I was really excited about going, of course. I was also prepared to hate it. New York — in theory anyway — has always seemed overwhelming and intimidating to me. I blame every movie from the ’80s that took place in New York City. They always involved guys wearing windsuits and bandana-headbands, running rampant, mugging everyone with switchblades. The cops were powerless to stop them. It always took a larger-than-life characters, like the Teenage Mutant Ninja Turtles, to clean up the city. Or Crocodile Dundee. I was at the height of impressionability when stuff like this was being made.

You’ll be happy to know, however, that we all got through the trip unmugged. I was indeed overwhelmed and intimidated upon first setting foot in Manhattan, but it wore off pretty quickly. After getting the hang of the subway and getting used to walking further (and faster) than you ever would if you live in the South, I was feeling good about the place.

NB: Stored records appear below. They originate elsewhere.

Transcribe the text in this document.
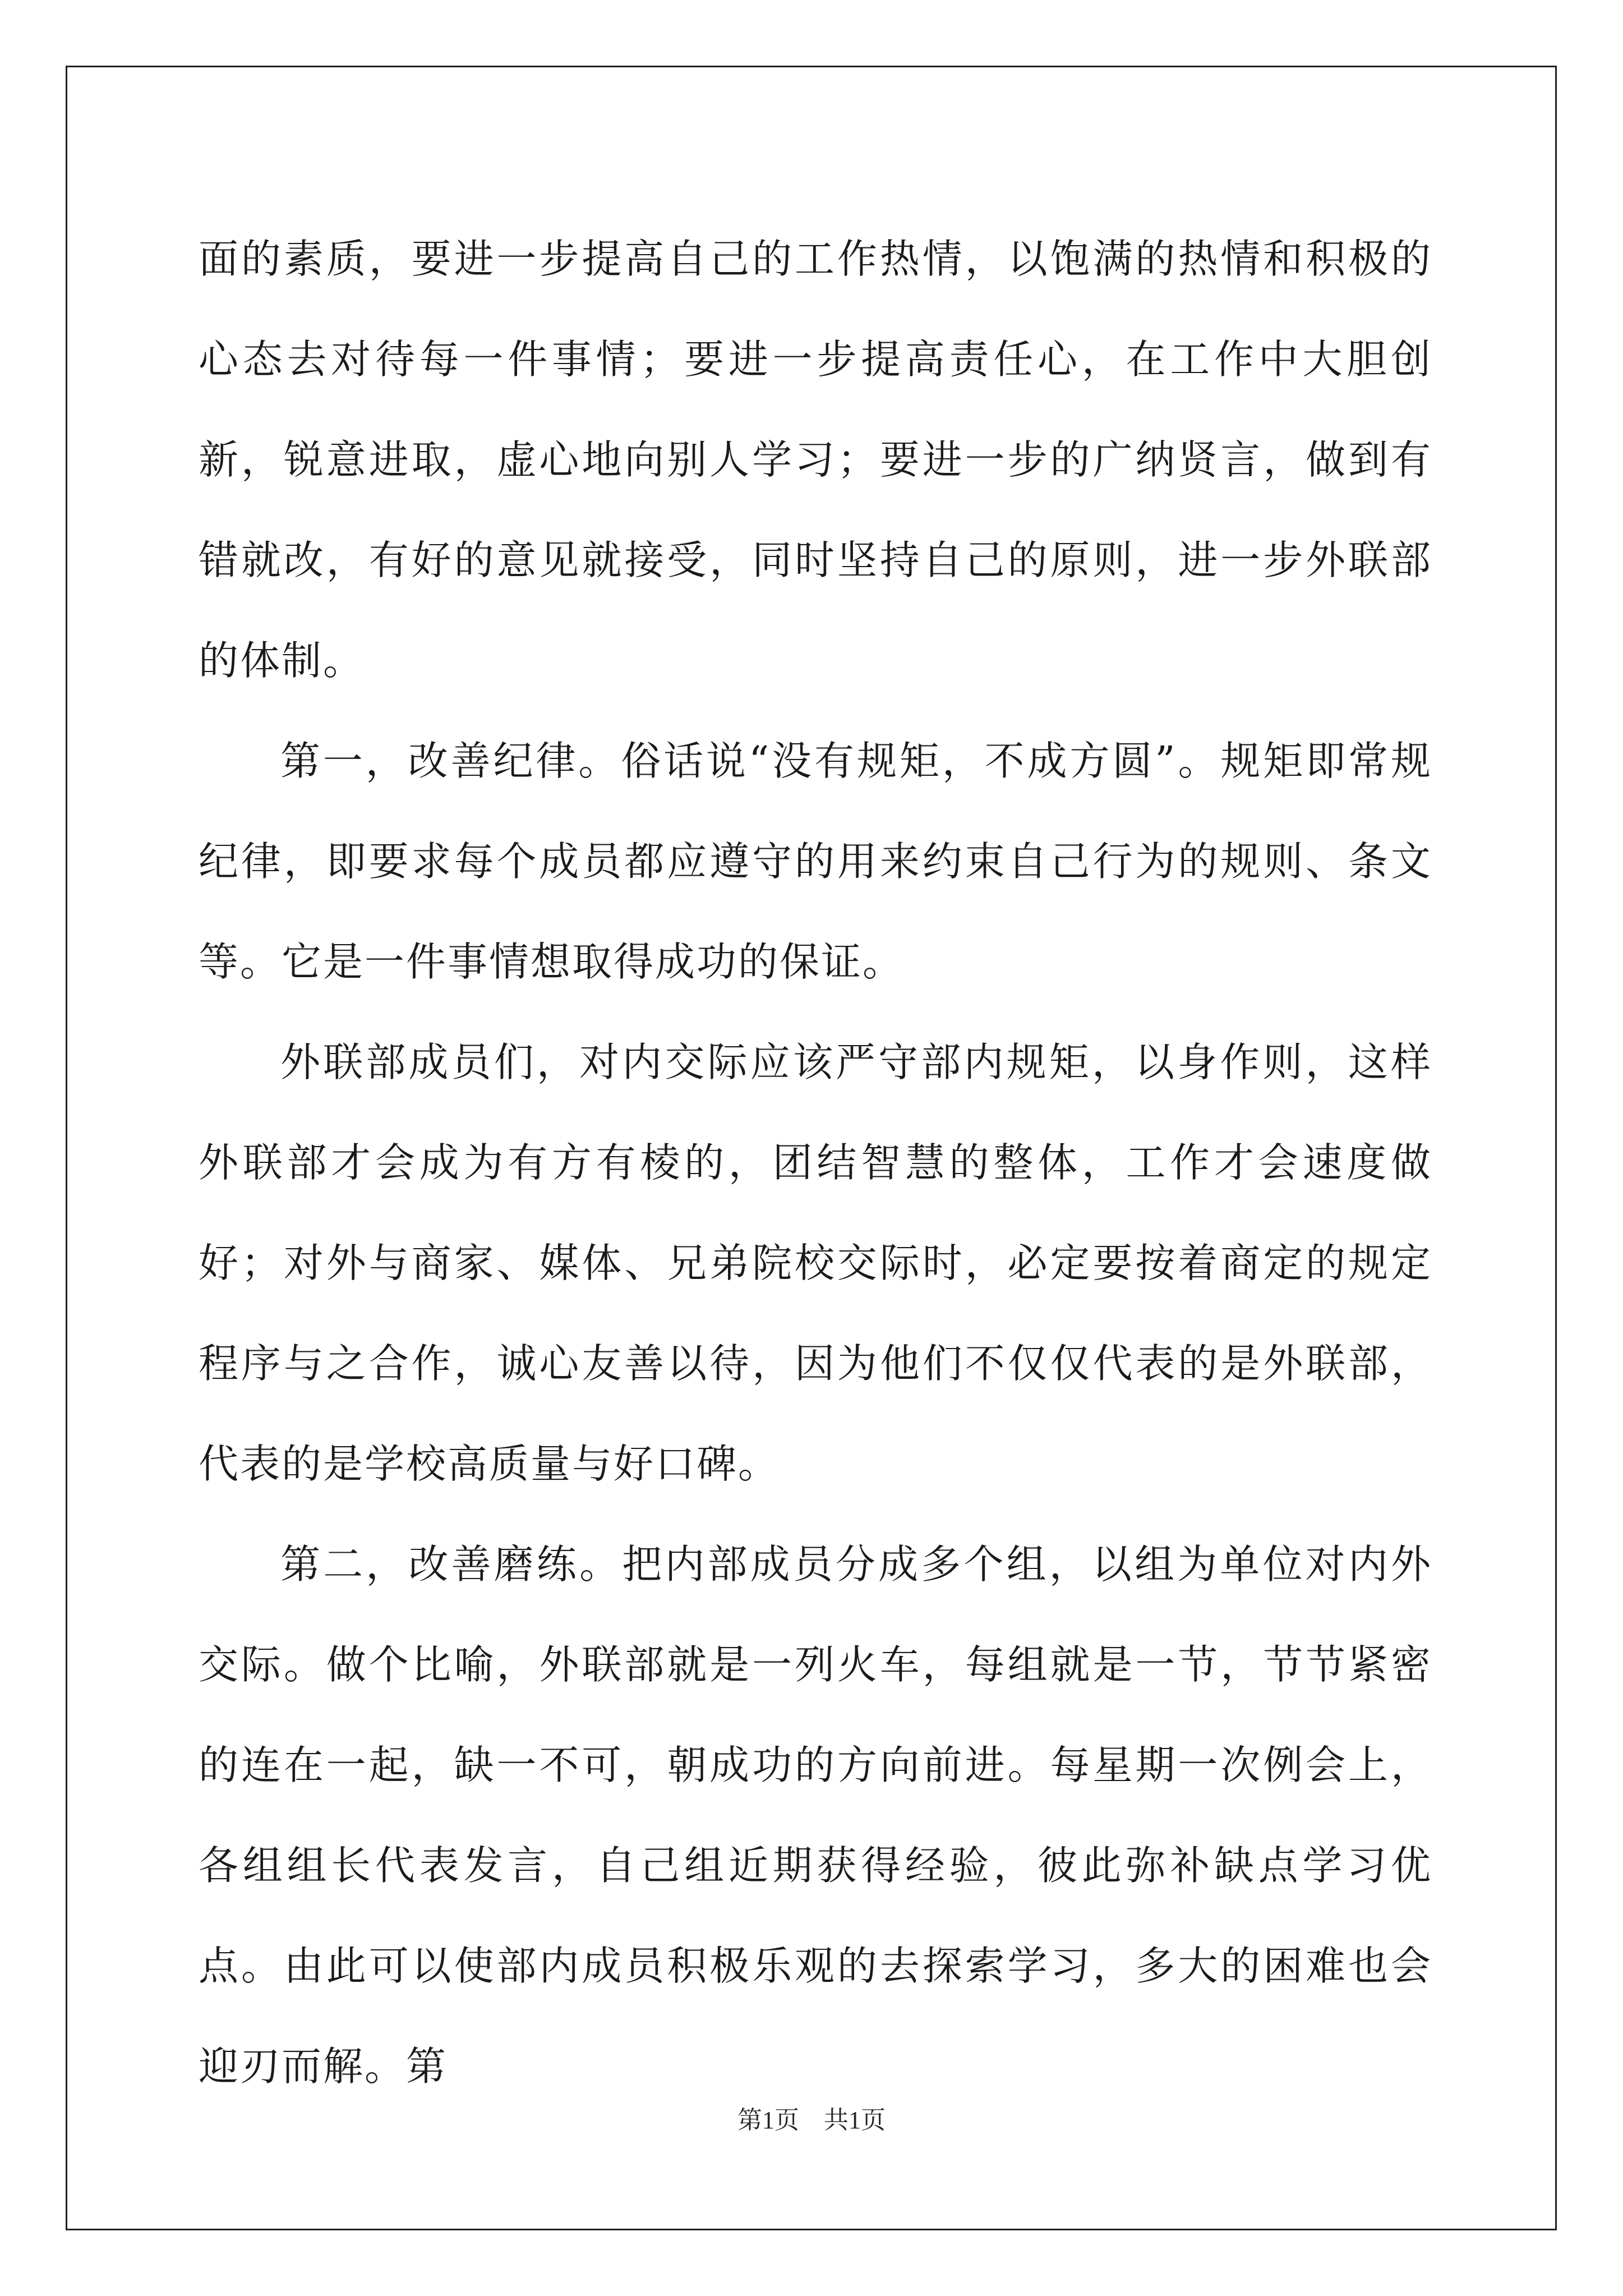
面的素质，要进一步提高自己的工作热情，以饱满的热情和积极的心态去对待每一件事情；要进一步提高责任心，在工作中大胆创新，锐意进取，虚心地向别人学习；要进一步的广纳贤言，做到有错就改，有好的意见就接受，同时坚持自己的原则，进一步外联部的体制。

第一，改善纪律。俗话说“没有规矩，不成方圆”。规矩即常规纪律，即要求每个成员都应遵守的用来约束自己行为的规则、条文等。它是一件事情想取得成功的保证。

外联部成员们，对内交际应该严守部内规矩，以身作则，这样外联部才会成为有方有棱的，团结智慧的整体，工作才会速度做好；对外与商家、媒体、兄弟院校交际时，必定要按着商定的规定程序与之合作，诚心友善以待，因为他们不仅仅代表的是外联部，代表的是学校高质量与好口碑。

第二，改善磨练。把内部成员分成多个组，以组为单位对内外交际。做个比喻，外联部就是一列火车，每组就是一节，节节紧密的连在一起，缺一不可，朝成功的方向前进。每星期一次例会上，各组组长代表发言，自己组近期获得经验，彼此弥补缺点学习优点。由此可以使部内成员积极乐观的去探索学习，多大的困难也会迎刃而解。第

第1页 共1页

Here’s a keen observation I made while in New York: there’s a lot to do. It would be impossible for me to give you a synopsis of the whole trip, but the best part, for me, can be described in five words: Late Night with Conan O’Brien. (Or is that six words?)

Yes, we attended a taping of Late Night at NBC Studios. During this taping five things became clear to me:

  1. Television studios are much smaller than they seem on TV
  2. Everything that happens in a television studio is even funnier than it seems on TV
  3. Max Weinberg and his band are the most ridiculously slick and professional musicians-for-hire that I have ever seen
  4. Conan O’Brien can take an unbelievably lackluster guest line-up (we showed up on Howie Mandell/Goo-Goo Dolls night) and weave it into a tapestry of hilarious television magic
  5. Conan O’Brien is a god. (And Conan, if you’re reading my site: The comedian that warmed up the crowd — tall, balding guy who appears in a lot of the sketches you do…I think he’s a writer — was hilarious too. You should use him on camera more often.)

The only other thing I’d like to mention is the famous person I saw. Everyone who goes to New York sees some type of celebrity. It’s part of the trip. Doesn’t matter if they’re A-list, B-list, D-list, completely washed-up…if you can’t say you saw someone you haven’t properly done New York. By the time we got there Kaiser and Megan had already checked this off their list. “We saw Kelly Ripa,” Megan mentioned to us, after we got to their hotel…. Picking up her kids from daycare. Of course.

Well, as my third celebrityless day was coming to a close and I was thinking it wasn’t going to happen, guess who I passed on the sidewalk in Times Square (Bear with me here. Apparently I’m now writing a piece for E! Online.)…Ludacris! Dressed in a suit. Yelling to someone (a member of his “posse,” perhaps?) that I’d already walked past.

That’ll do.

It’s a good thing my 26th birthday wasn’t that far behind me; I was still retaining some of the things that “hip, young” people know.

At this point, I’ve been out of the demographic for over a month, so I know I saw him, but now I have no idea who this “Ludacris” fella is.